Based on industry reports and DICT workforce assessments, the most in-demand AI skills include machine learning engineering, MLOps, data engineering, natural language processing, AI model governance, and cloud infrastructure management. Traditional IT skills (network administration, basic programming) are increasingly insufficient.
Can returning OFWs find AI jobs in the Philippines?
Yes, but the market is still developing. Companies like PLDT, Smart, and PEZA-accredited AI zones are hiring. However, returning OFWs should verify that their overseas skills align with Philippine employer needs, as AI job requirements vary by market. Competitive compensation remains the biggest barrier to return migration.
What is the Philippine government doing to close the AI talent gap?
The DICT has launched upskilling programs and the DTI has issued AI roadmaps. TESDA offers digital skills training.
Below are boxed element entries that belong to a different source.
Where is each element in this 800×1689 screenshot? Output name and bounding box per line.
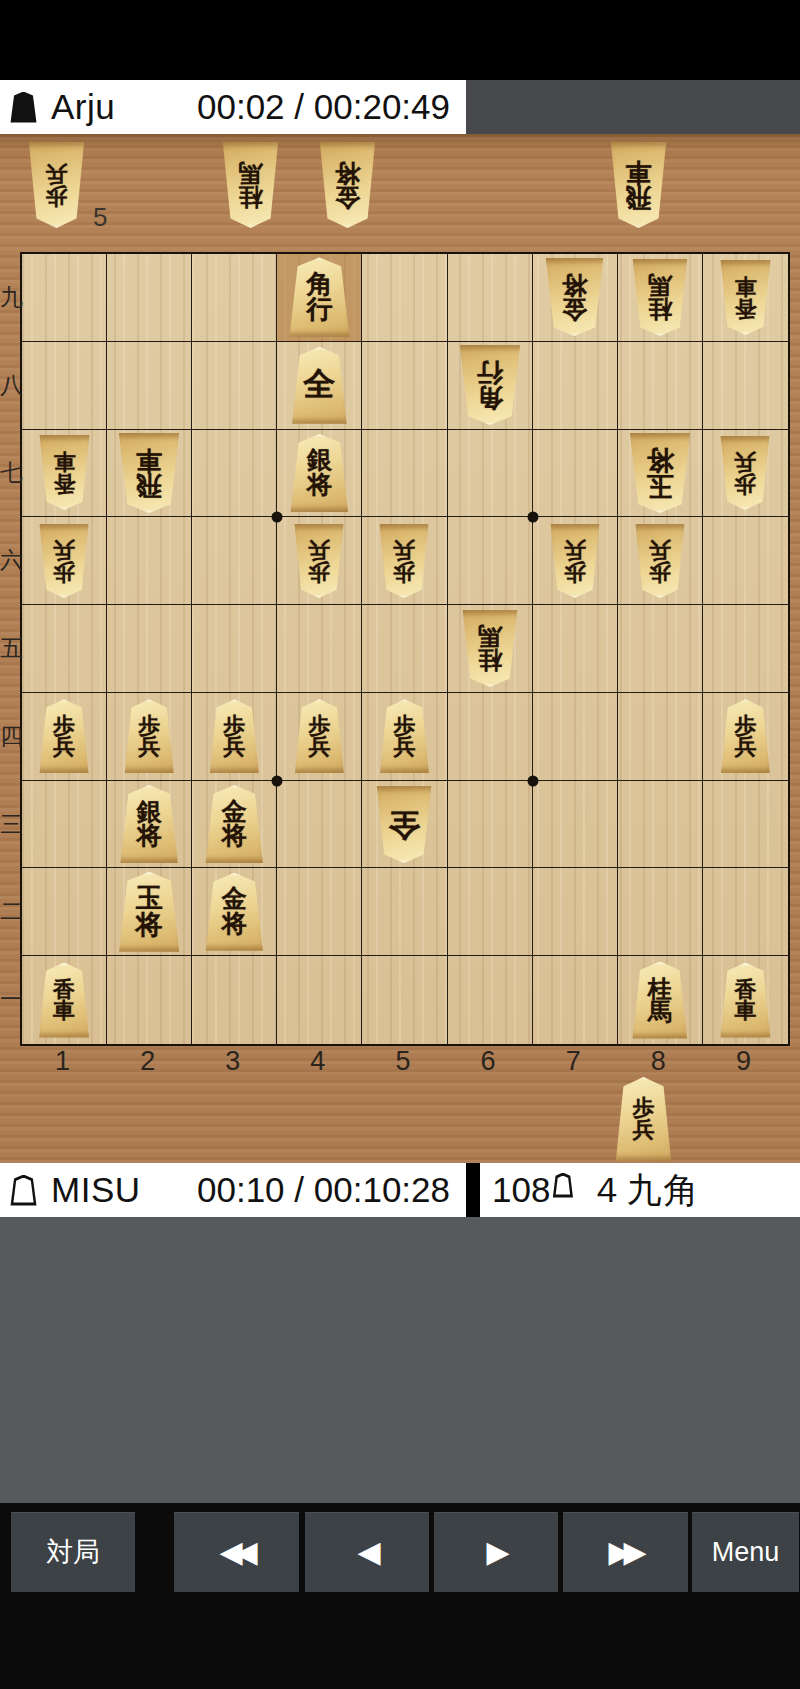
square-8-6[interactable]: 歩兵 [618, 517, 703, 605]
square-3-9[interactable] [192, 254, 277, 342]
piece-knight-gote[interactable]: 桂馬 [631, 962, 689, 1039]
piece-pawn-gote[interactable]: 歩兵 [38, 699, 90, 773]
piece-king-gote[interactable]: 玉将 [117, 872, 181, 952]
file-label-3: 3 [213, 1046, 253, 1077]
piece-king-sente[interactable]: 玉将 [628, 433, 692, 513]
rank-label-五: 五 [0, 633, 19, 664]
fast-forward-button[interactable]: ▶▶ [563, 1512, 688, 1592]
square-1-5[interactable] [22, 605, 107, 693]
square-5-5[interactable] [362, 605, 447, 693]
square-1-6[interactable]: 歩兵 [22, 517, 107, 605]
square-6-2[interactable] [448, 868, 533, 956]
piece-rook-undefined[interactable]: 飛車 [609, 142, 668, 228]
square-7-1[interactable] [533, 956, 618, 1044]
top-player-bar: Arju 00:02 / 00:20:49 [0, 80, 466, 134]
square-4-8[interactable]: 全 [277, 342, 362, 430]
bottom-player-clock: 00:10 / 00:10:28 [197, 1170, 450, 1210]
gote-move-icon [552, 1173, 573, 1198]
square-4-9[interactable]: 角行 [277, 254, 362, 342]
square-4-4[interactable]: 歩兵 [277, 693, 362, 781]
piece-pawn-gote[interactable]: 歩兵 [123, 699, 175, 773]
bottom-player-bar: MISU 00:10 / 00:10:28 [0, 1163, 466, 1217]
square-3-2[interactable]: 金将 [192, 868, 277, 956]
square-5-4[interactable]: 歩兵 [362, 693, 447, 781]
square-4-7[interactable]: 銀将 [277, 430, 362, 518]
rank-label-一: 一 [0, 984, 19, 1015]
piece-knight-sente[interactable]: 桂馬 [631, 259, 689, 336]
square-2-3[interactable]: 銀将 [107, 781, 192, 869]
piece-gold-gote[interactable]: 金将 [204, 873, 265, 951]
square-3-1[interactable] [192, 956, 277, 1044]
square-9-1[interactable]: 香車 [703, 956, 788, 1044]
square-7-3[interactable] [533, 781, 618, 869]
square-8-5[interactable] [618, 605, 703, 693]
piece-pawn-sente[interactable]: 歩兵 [293, 524, 345, 598]
shogi-board[interactable]: 角行金将桂馬香車全角行香車飛車銀将玉将歩兵歩兵歩兵歩兵歩兵歩兵桂馬歩兵歩兵歩兵歩… [20, 252, 790, 1046]
file-label-7: 7 [553, 1046, 593, 1077]
piece-lance-sente[interactable]: 香車 [719, 260, 772, 335]
square-2-8[interactable] [107, 342, 192, 430]
square-3-5[interactable] [192, 605, 277, 693]
square-8-9[interactable]: 桂馬 [618, 254, 703, 342]
square-5-1[interactable] [362, 956, 447, 1044]
file-label-1: 1 [43, 1046, 83, 1077]
square-2-1[interactable] [107, 956, 192, 1044]
star-point [272, 775, 283, 786]
piece-lance-sente[interactable]: 香車 [38, 435, 91, 510]
piece-knight-sente[interactable]: 桂馬 [461, 610, 519, 687]
square-5-6[interactable]: 歩兵 [362, 517, 447, 605]
square-1-9[interactable] [22, 254, 107, 342]
square-2-6[interactable] [107, 517, 192, 605]
square-8-4[interactable] [618, 693, 703, 781]
square-3-6[interactable] [192, 517, 277, 605]
rank-label-九: 九 [0, 282, 19, 313]
top-player-name: Arju [51, 87, 115, 127]
piece-pawn-sente[interactable]: 歩兵 [378, 524, 430, 598]
piece-promoted-silver-gote[interactable]: 全 [290, 347, 348, 424]
hand-count: 5 [93, 202, 107, 233]
square-6-4[interactable] [448, 693, 533, 781]
square-1-2[interactable] [22, 868, 107, 956]
square-3-4[interactable]: 歩兵 [192, 693, 277, 781]
star-point [272, 512, 283, 523]
rank-label-七: 七 [0, 457, 19, 488]
piece-pawn-sente[interactable]: 歩兵 [719, 436, 771, 510]
square-5-9[interactable] [362, 254, 447, 342]
square-7-7[interactable] [533, 430, 618, 518]
piece-rook-sente[interactable]: 飛車 [117, 433, 181, 513]
piece-pawn-undefined[interactable]: 歩兵 [27, 142, 86, 228]
square-7-2[interactable] [533, 868, 618, 956]
piece-promoted-silver-sente[interactable]: 全 [375, 786, 433, 863]
square-2-2[interactable]: 玉将 [107, 868, 192, 956]
square-8-3[interactable] [618, 781, 703, 869]
rank-label-三: 三 [0, 809, 19, 840]
square-7-8[interactable] [533, 342, 618, 430]
star-point [527, 775, 538, 786]
square-6-1[interactable] [448, 956, 533, 1044]
square-9-2[interactable] [703, 868, 788, 956]
square-6-8[interactable]: 角行 [448, 342, 533, 430]
square-4-5[interactable] [277, 605, 362, 693]
piece-pawn-sente[interactable]: 歩兵 [549, 524, 601, 598]
square-4-6[interactable]: 歩兵 [277, 517, 362, 605]
toolbar: 対局 ◀◀ ◀ ▶ ▶▶ Menu [0, 1503, 800, 1689]
piece-pawn-gote[interactable]: 歩兵 [208, 699, 260, 773]
square-6-7[interactable] [448, 430, 533, 518]
rank-label-二: 二 [0, 896, 19, 927]
gote-piece-icon [10, 1175, 37, 1206]
square-8-2[interactable] [618, 868, 703, 956]
piece-gold-sente[interactable]: 金将 [544, 258, 605, 336]
menu-button[interactable]: Menu [692, 1512, 799, 1592]
piece-pawn-gote[interactable]: 歩兵 [719, 699, 771, 773]
square-5-8[interactable] [362, 342, 447, 430]
square-5-7[interactable] [362, 430, 447, 518]
square-6-9[interactable] [448, 254, 533, 342]
last-move-text: ４九角 [589, 1167, 700, 1214]
piece-pawn-sente[interactable]: 歩兵 [634, 524, 686, 598]
file-label-5: 5 [383, 1046, 423, 1077]
square-9-5[interactable] [703, 605, 788, 693]
square-3-3[interactable]: 金将 [192, 781, 277, 869]
file-label-8: 8 [638, 1046, 678, 1077]
top-bar-filler [466, 80, 800, 134]
square-1-1[interactable]: 香車 [22, 956, 107, 1044]
square-9-3[interactable] [703, 781, 788, 869]
new-game-button[interactable]: 対局 [11, 1512, 135, 1592]
square-7-9[interactable]: 金将 [533, 254, 618, 342]
info-panel [0, 1217, 800, 1503]
rank-label-四: 四 [0, 721, 19, 752]
square-9-6[interactable] [703, 517, 788, 605]
piece-bishop-gote[interactable]: 角行 [287, 257, 351, 337]
square-9-4[interactable]: 歩兵 [703, 693, 788, 781]
file-label-9: 9 [723, 1046, 763, 1077]
square-4-1[interactable] [277, 956, 362, 1044]
square-5-3[interactable]: 全 [362, 781, 447, 869]
square-1-7[interactable]: 香車 [22, 430, 107, 518]
square-8-7[interactable]: 玉将 [618, 430, 703, 518]
square-2-5[interactable] [107, 605, 192, 693]
square-9-9[interactable]: 香車 [703, 254, 788, 342]
piece-pawn-sente[interactable]: 歩兵 [38, 524, 90, 598]
piece-silver-gote[interactable]: 銀将 [119, 785, 180, 863]
square-6-6[interactable] [448, 517, 533, 605]
square-7-6[interactable]: 歩兵 [533, 517, 618, 605]
piece-pawn-gote[interactable]: 歩兵 [293, 699, 345, 773]
move-number: 108 [492, 1170, 550, 1210]
star-point [527, 512, 538, 523]
square-4-3[interactable] [277, 781, 362, 869]
square-7-5[interactable] [533, 605, 618, 693]
square-1-4[interactable]: 歩兵 [22, 693, 107, 781]
bottom-player-name: MISU [51, 1170, 141, 1210]
square-8-1[interactable]: 桂馬 [618, 956, 703, 1044]
square-6-3[interactable] [448, 781, 533, 869]
file-label-4: 4 [298, 1046, 338, 1077]
status-bar [0, 0, 800, 80]
rewind-button[interactable]: ◀◀ [174, 1512, 299, 1592]
piece-gold-gote[interactable]: 金将 [204, 785, 265, 863]
piece-bishop-sente[interactable]: 角行 [458, 345, 522, 425]
piece-pawn-undefined[interactable]: 歩兵 [614, 1077, 673, 1161]
square-1-3[interactable] [22, 781, 107, 869]
square-3-7[interactable] [192, 430, 277, 518]
move-indicator-panel: 108 ４九角 [480, 1163, 800, 1217]
file-label-2: 2 [128, 1046, 168, 1077]
piece-knight-undefined[interactable]: 桂馬 [221, 142, 280, 228]
rank-label-六: 六 [0, 545, 19, 576]
step-back-button[interactable]: ◀ [305, 1512, 429, 1592]
rank-label-八: 八 [0, 370, 19, 401]
square-9-8[interactable] [703, 342, 788, 430]
square-2-9[interactable] [107, 254, 192, 342]
square-1-8[interactable] [22, 342, 107, 430]
square-2-7[interactable]: 飛車 [107, 430, 192, 518]
piece-silver-gote[interactable]: 銀将 [289, 434, 350, 512]
board-area: 歩兵5桂馬金将飛車 角行金将桂馬香車全角行香車飛車銀将玉将歩兵歩兵歩兵歩兵歩兵歩… [0, 134, 800, 1163]
file-label-6: 6 [468, 1046, 508, 1077]
square-3-8[interactable] [192, 342, 277, 430]
square-4-2[interactable] [277, 868, 362, 956]
square-7-4[interactable] [533, 693, 618, 781]
square-8-8[interactable] [618, 342, 703, 430]
square-5-2[interactable] [362, 868, 447, 956]
square-6-5[interactable]: 桂馬 [448, 605, 533, 693]
piece-lance-gote[interactable]: 香車 [38, 963, 91, 1038]
sente-piece-icon [10, 92, 37, 123]
square-2-4[interactable]: 歩兵 [107, 693, 192, 781]
step-forward-button[interactable]: ▶ [434, 1512, 558, 1592]
square-9-7[interactable]: 歩兵 [703, 430, 788, 518]
piece-gold-undefined[interactable]: 金将 [318, 142, 377, 228]
piece-pawn-gote[interactable]: 歩兵 [378, 699, 430, 773]
top-player-clock: 00:02 / 00:20:49 [197, 87, 450, 127]
piece-lance-gote[interactable]: 香車 [719, 963, 772, 1038]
However, the Aon study indicates these programs are not yet operating at the scale needed to match 94% of employers’ expectations for AI-driven role changes.
How can Filipino professionals prepare for AI-driven job changes?
Focus on AI-specific certifications (cloud platforms, machine learning frameworks, data engineering), build portfolios demonstrating AI project experience, monitor DICT and TESDA reskilling announcements, and consider roles in companies with clear AI adoption roadmaps rather than legacy IT maintenance positions.
This article is based on the Aon Human Capital Trends Study for the Philippines, published July 1, 2026, with additional context from CHED, DICT, DTI, and TESDA public data. Salary figures are estimates based on publicly available ASEAN compensation benchmarks and may vary by employer, role, and experience level.